It wasn't really his death but the reality that everybody was
dying hit me.
"That night, I was so upset I climbed
into bed with my mum. When I woke up, she was looking over me,
crying, and I thought I'd died and was in the casket. Suddenly,
I could see I had one foot in the grave. People were calling
my house and threatening my life and my family, and I decided
I wanted to live. "Leaving the gang caused a lot of stress
and pressure. The Deceptinettes didn't come after me but I wasn't
very popular. People who used to think I was a queen didn't
love me anymore and when you leave, you no longer have the gang's
protection and the people you've hurt know it's your weak time
so you're vulnerable. It was tough.
"My teachers and my mother worked together
to send me away to college and my probation officer took a chance
on me and let me leave the state to go to school in Tennessee.

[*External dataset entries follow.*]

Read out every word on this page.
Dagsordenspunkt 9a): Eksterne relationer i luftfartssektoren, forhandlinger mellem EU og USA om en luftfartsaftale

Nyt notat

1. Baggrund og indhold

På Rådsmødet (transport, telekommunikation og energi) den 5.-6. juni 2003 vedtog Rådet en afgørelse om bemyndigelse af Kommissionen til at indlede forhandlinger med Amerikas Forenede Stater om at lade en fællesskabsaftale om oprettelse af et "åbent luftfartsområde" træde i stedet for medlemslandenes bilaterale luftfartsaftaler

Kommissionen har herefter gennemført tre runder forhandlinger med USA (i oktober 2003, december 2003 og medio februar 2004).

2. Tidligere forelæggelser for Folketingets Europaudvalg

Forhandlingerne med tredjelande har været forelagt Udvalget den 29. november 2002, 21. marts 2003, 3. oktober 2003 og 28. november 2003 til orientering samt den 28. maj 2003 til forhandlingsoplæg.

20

That was one of my first lessons in value and self-worth. She
had more faith in me than I had in myself. I spent eighteen
months there. When I came back, I was eighteen and I immediately
began working with at-risk kids because they could relate to
me.
"Now the Deceptinettes feels like a
very vague dream. Yet it's always with me because of the work
that I do. Looking back at the people that I hurt, I haven't
made complete peace with it. A big reason I'm doing this work
is really restitution.
"I've often run across people that I
hurt. When I was buying shoes for my first job interview, a
woman with a baby said, 'You don't remember me, do you? If I
didn't have my child, I would kill you right now! You don't
know how you changed my life!' She had a scar on her face. I
know I did that to her but I didn't remember her or anything
about it. I felt extremely ashamed. I said, 'I'm so sorry,'
and she stormed out. That caught me off guard and I felt really
guilty. I saw her again and we wound up talking and I begged
her forgiveness.
"Now, my life revolves around my son,
my husbandwho knows my backgroundworking with communities
and intervening with high-risk kids referred by the juvenile
justice department, schools and churches. I earned my master's
degree in l997 and I've started my own Youth Empowerment Mission
to help kids get out of gangs. It's so rewarding when at the
end of a workshop a kid says they're dropping their gang colours.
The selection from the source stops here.